Scandale chávez : des accusations d'abus secouent le mouvement des droits des agriculteurs

Des révélations explosives ont ébranlé le héritage de César Chávez, figure emblématique du mouvement pour les droits des agriculteurs aux États-Unis. Des accusations d'abus sexuels, portées par deux femmes, ont provoqué un effondrement des célébrations en son honneur et un examen minutieux de son héritage. La nouvelle, relayée par le New York Times, pourrait bien redéfinir la perception d'un homme longtemps vénéré.

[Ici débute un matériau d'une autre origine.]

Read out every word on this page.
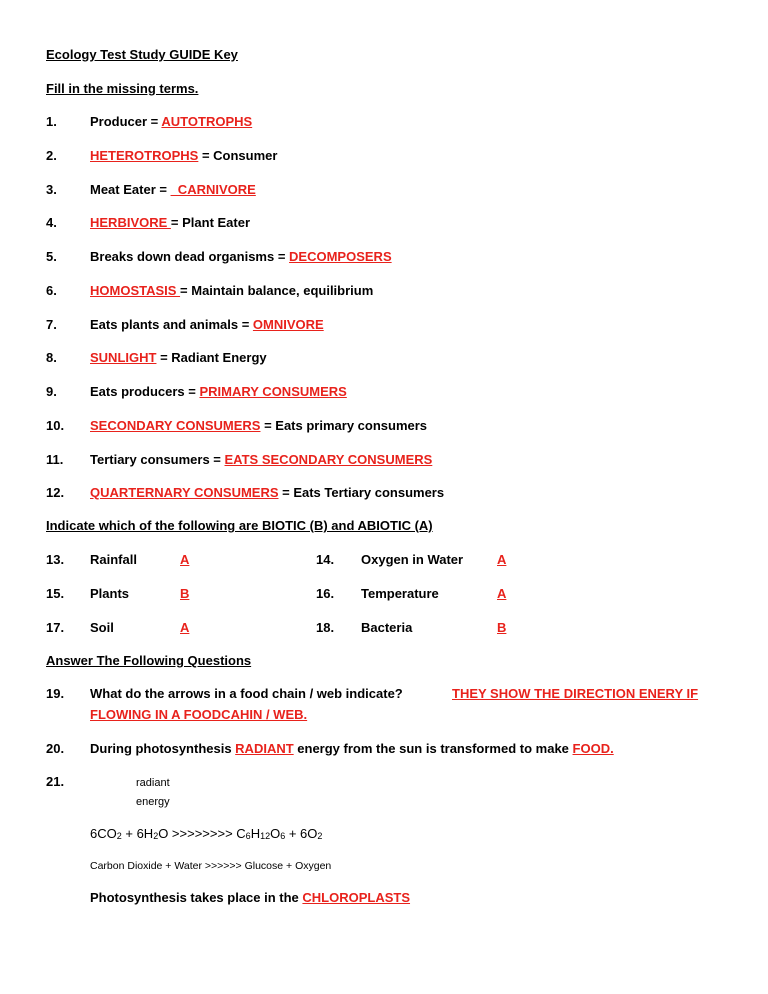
Ecology Test Study GUIDE Key
Fill in the missing terms.
1.	Producer = AUTOTROPHS
2.	HETEROTROPHS = Consumer
3.	Meat Eater = _CARNIVORE
4.	HERBIVORE = Plant Eater
5.	Breaks down dead organisms = DECOMPOSERS
6.	HOMOSTASIS = Maintain balance, equilibrium
7.	Eats plants and animals = OMNIVORE
8.	SUNLIGHT = Radiant Energy
9.	Eats producers = PRIMARY CONSUMERS
10. SECONDARY CONSUMERS = Eats primary consumers
11. Tertiary consumers = EATS SECONDARY CONSUMERS
12. QUARTERNARY CONSUMERS = Eats Tertiary consumers
Indicate which of the following are BIOTIC (B) and ABIOTIC (A)
13. Rainfall	A	14. Oxygen in Water	A
15. Plants	B	16. Temperature	A
17. Soil	A	18. Bacteria	B
Answer The Following Questions
19. What do the arrows in a food chain / web indicate?	THEY SHOW THE DIRECTION ENERY IF
FLOWING IN A FOODCAHIN / WEB.
20. During photosynthesis RADIANT energy from the sun is transformed to make FOOD.
21.	radiant
energy
$6CO_2 + 6H_2O$ >>>>>>>> $C_6H_{12}O_6 + 6O_2$
Carbon Dioxide + Water >>>>>> Glucose + Oxygen
Photosynthesis takes place in the CHLOROPLASTS
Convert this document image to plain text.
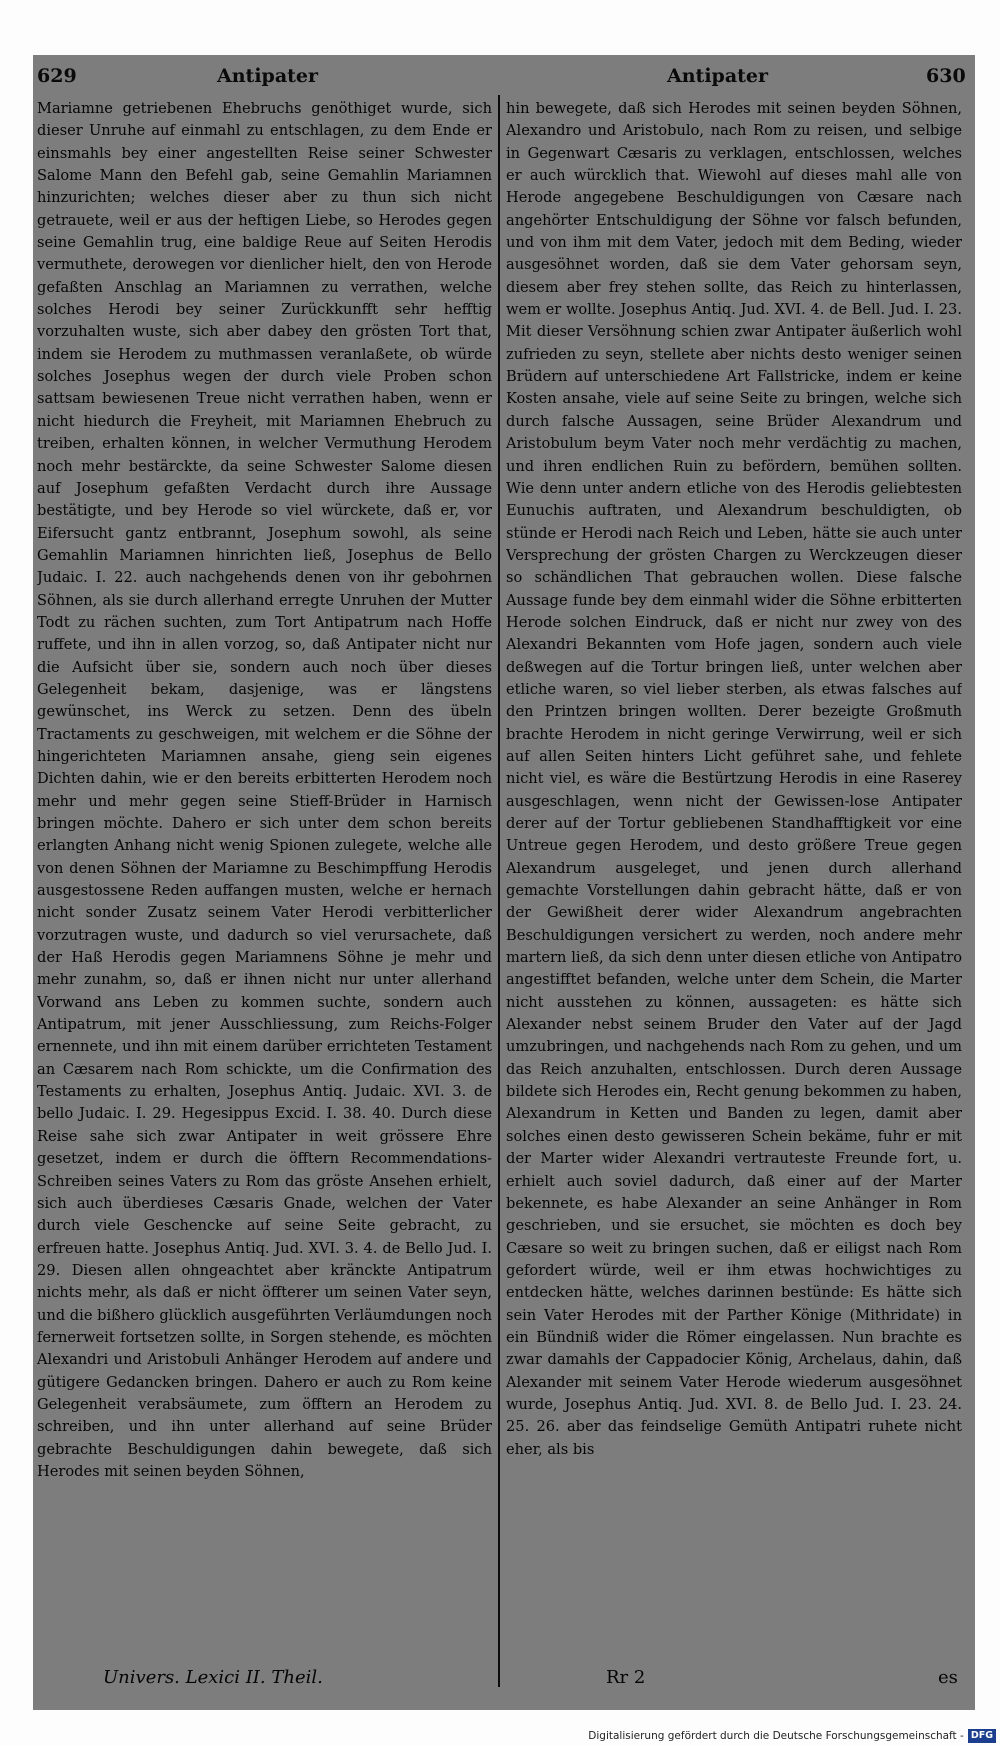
629	Antipater	Antipater	630
Mariamne getriebenen Ehebruchs genöthiget wurde, sich dieser Unruhe auf einmahl zu entschlagen, zu dem Ende er einsmahls bey einer angestellten Reise seiner Schwester Salome Mann den Befehl gab, seine Gemahlin Mariamnen hinzurichten; welches dieser aber zu thun sich nicht getrauete, weil er aus der heftigen Liebe, so Herodes gegen seine Gemahlin trug, eine baldige Reue auf Seiten Herodis vermuthete, derowegen vor dienlicher hielt, den von Herode gefaßten Anschlag an Mariamnen zu verrathen, welche solches Herodi bey seiner Zurückkunfft sehr hefftig vorzuhalten wuste, sich aber dabey den grösten Tort that, indem sie Herodem zu muthmassen veranlaßete, ob würde solches Josephus wegen der durch viele Proben schon sattsam bewiesenen Treue nicht verrathen haben, wenn er nicht hiedurch die Freyheit, mit Mariamnen Ehebruch zu treiben, erhalten können, in welcher Vermuthung Herodem noch mehr bestärckte, da seine Schwester Salome diesen auf Josephum gefaßten Verdacht durch ihre Aussage bestätigte, und bey Herode so viel würckete, daß er, vor Eifersucht gantz entbrannt, Josephum sowohl, als seine Gemahlin Mariamnen hinrichten ließ, Josephus de Bello Judaic. I. 22. auch nachgehends denen von ihr gebohrnen Söhnen, als sie durch allerhand erregte Unruhen der Mutter Todt zu rächen suchten, zum Tort Antipatrum nach Hoffe ruffete, und ihn in allen vorzog, so, daß Antipater nicht nur die Aufsicht über sie, sondern auch noch über dieses Gelegenheit bekam, dasjenige, was er längstens gewünschet, ins Werck zu setzen. Denn des übeln Tractaments zu geschweigen, mit welchem er die Söhne der hingerichteten Mariamnen ansahe, gieng sein eigenes Dichten dahin, wie er den bereits erbitterten Herodem noch mehr und mehr gegen seine Stieff-Brüder in Harnisch bringen möchte. Dahero er sich unter dem schon bereits erlangten Anhang nicht wenig Spionen zulegete, welche alle von denen Söhnen der Mariamne zu Beschimpffung Herodis ausgestossene Reden auffangen musten, welche er hernach nicht sonder Zusatz seinem Vater Herodi verbitterlicher vorzutragen wuste, und dadurch so viel verursachete, daß der Haß Herodis gegen Mariamnens Söhne je mehr und mehr zunahm, so, daß er ihnen nicht nur unter allerhand Vorwand ans Leben zu kommen suchte, sondern auch Antipatrum, mit jener Ausschliessung, zum Reichs-Folger ernennete, und ihn mit einem darüber errichteten Testament an Cæsarem nach Rom schickte, um die Confirmation des Testaments zu erhalten, Josephus Antiq. Judaic. XVI. 3. de bello Judaic. I. 29. Hegesippus Excid. I. 38. 40. Durch diese Reise sahe sich zwar Antipater in weit grössere Ehre gesetzet, indem er durch die öfftern Recommendations-Schreiben seines Vaters zu Rom das gröste Ansehen erhielt, sich auch überdieses Cæsaris Gnade, welchen der Vater durch viele Geschencke auf seine Seite gebracht, zu erfreuen hatte. Josephus Antiq. Jud. XVI. 3. 4. de Bello Jud. I. 29. Diesen allen ohngeachtet aber kränckte Antipatrum nichts mehr, als daß er nicht öffterer um seinen Vater seyn, und die bißhero glücklich ausgeführten Verläumdungen noch fernerweit fortsetzen sollte, in Sorgen stehende, es möchten Alexandri und Aristobuli Anhänger Herodem auf andere und gütigere Gedancken bringen. Dahero er auch zu Rom keine Gelegenheit verabsäumete, zum öfftern an Herodem zu schreiben, und ihn unter allerhand auf seine Brüder gebrachte Beschuldigungen dahin bewegete, daß sich Herodes mit seinen beyden Söhnen,
hin bewegete, daß sich Herodes mit seinen beyden Söhnen, Alexandro und Aristobulo, nach Rom zu reisen, und selbige in Gegenwart Cæsaris zu verklagen, entschlossen, welches er auch würcklich that. Wiewohl auf dieses mahl alle von Herode angegebene Beschuldigungen von Cæsare nach angehörter Entschuldigung der Söhne vor falsch befunden, und von ihm mit dem Vater, jedoch mit dem Beding, wieder ausgesöhnet worden, daß sie dem Vater gehorsam seyn, diesem aber frey stehen sollte, das Reich zu hinterlassen, wem er wollte. Josephus Antiq. Jud. XVI. 4. de Bell. Jud. I. 23. Mit dieser Versöhnung schien zwar Antipater äußerlich wohl zufrieden zu seyn, stellete aber nichts desto weniger seinen Brüdern auf unterschiedene Art Fallstricke, indem er keine Kosten ansahe, viele auf seine Seite zu bringen, welche sich durch falsche Aussagen, seine Brüder Alexandrum und Aristobulum beym Vater noch mehr verdächtig zu machen, und ihren endlichen Ruin zu befördern, bemühen sollten. Wie denn unter andern etliche von des Herodis geliebtesten Eunuchis auftraten, und Alexandrum beschuldigten, ob stünde er Herodi nach Reich und Leben, hätte sie auch unter Versprechung der grösten Chargen zu Werckzeugen dieser so schändlichen That gebrauchen wollen. Diese falsche Aussage funde bey dem einmahl wider die Söhne erbitterten Herode solchen Eindruck, daß er nicht nur zwey von des Alexandri Bekannten vom Hofe jagen, sondern auch viele deßwegen auf die Tortur bringen ließ, unter welchen aber etliche waren, so viel lieber sterben, als etwas falsches auf den Printzen bringen wollten. Derer bezeigte Großmuth brachte Herodem in nicht geringe Verwirrung, weil er sich auf allen Seiten hinters Licht geführet sahe, und fehlete nicht viel, es wäre die Bestürtzung Herodis in eine Raserey ausgeschlagen, wenn nicht der Gewissen-lose Antipater derer auf der Tortur gebliebenen Standhafftigkeit vor eine Untreue gegen Herodem, und desto größere Treue gegen Alexandrum ausgeleget, und jenen durch allerhand gemachte Vorstellungen dahin gebracht hätte, daß er von der Gewißheit derer wider Alexandrum angebrachten Beschuldigungen versichert zu werden, noch andere mehr martern ließ, da sich denn unter diesen etliche von Antipatro angestifftet befanden, welche unter dem Schein, die Marter nicht ausstehen zu können, aussageten: es hätte sich Alexander nebst seinem Bruder den Vater auf der Jagd umzubringen, und nachgehends nach Rom zu gehen, und um das Reich anzuhalten, entschlossen. Durch deren Aussage bildete sich Herodes ein, Recht genung bekommen zu haben, Alexandrum in Ketten und Banden zu legen, damit aber solches einen desto gewisseren Schein bekäme, fuhr er mit der Marter wider Alexandri vertrauteste Freunde fort, u. erhielt auch soviel dadurch, daß einer auf der Marter bekennete, es habe Alexander an seine Anhänger in Rom geschrieben, und sie ersuchet, sie möchten es doch bey Cæsare so weit zu bringen suchen, daß er eiligst nach Rom gefordert würde, weil er ihm etwas hochwichtiges zu entdecken hätte, welches darinnen bestünde: Es hätte sich sein Vater Herodes mit der Parther Könige (Mithridate) in ein Bündniß wider die Römer eingelassen. Nun brachte es zwar damahls der Cappadocier König, Archelaus, dahin, daß Alexander mit seinem Vater Herode wiederum ausgesöhnet wurde, Josephus Antiq. Jud. XVI. 8. de Bello Jud. I. 23. 24. 25. 26. aber das feindselige Gemüth Antipatri ruhete nicht eher, als bis
Univers. Lexici II. Theil.	Rr 2	es
Digitalisierung gefördert durch die Deutsche Forschungsgemeinschaft - DFG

Les accusations, détaillées dans un article du New York Times, concernent Ana Murguía et Debra Rojas, qui témoignent d'abus commis par Chávez lorsqu'elles étaient des adolescentes. Dolores Huerta, cofondatrice du Syndicat des Travailleurs Agricoles (UFW) aux côtés de Chávez, a également reconnu avoir été contrainte à des relations sexuelles par son partenaire, engendrant deux enfants.

Un héritage en péril ?

Ces révélations ont entraîné des annulations massives de cérémonies et de commémorations prévues pour célébrer le 31 mars, date de l'anniversaire de Chávez. L'UFW a été le premier à annoncer la suspension des festivités en Californie, où Chávez a mené une lutte déterminée pour améliorer les conditions de vie et les salaires des agriculteurs. Le gouverneur de Californie, Gavin Newsom, a réagi en annonçant des discussions pour modifier le statut de jour férié dédié à Chávez, tout en exprimant sa solidarité avec les victimes et en soulignant que personne n'était au courant de ces allégations.

Des villes comme Bakersfield, où une rue portait le nom de Chávez, envisagent de retirer ce nom. À Tucson, en Arizona, une proclamation visant à désigner le 31 mars comme « Jour de César Chávez et Dolores Huerta » a été retirée de l'agenda municipal. Le Caucus Hispano du Congrès (CHC), quant à lui, a promis de « reconnaître et honorer » les travailleurs agricoles, tout en réaffirmant son soutien aux victimes.

La Maison Blanche, sous l'administration Trump, n'a pas commenté les révélations. Barack Obama, lors de son mandat présidentiel, avait proclamé le 31 mars comme le Jour National de César Chávez. Pourtant, la décision de l'UFW de reconsidérer son héritage est un signal fort. Les noms de rues, les parcs et même les jours fériés en l'honneur de Chávez sont désormais remis en question. C'est le début d'une profonde remise en cause.

La vérité éclate, et avec elle, l'ombre s'allonge sur un leader dont le nom résonnait comme un symbole de justice pour des millions de travailleurs.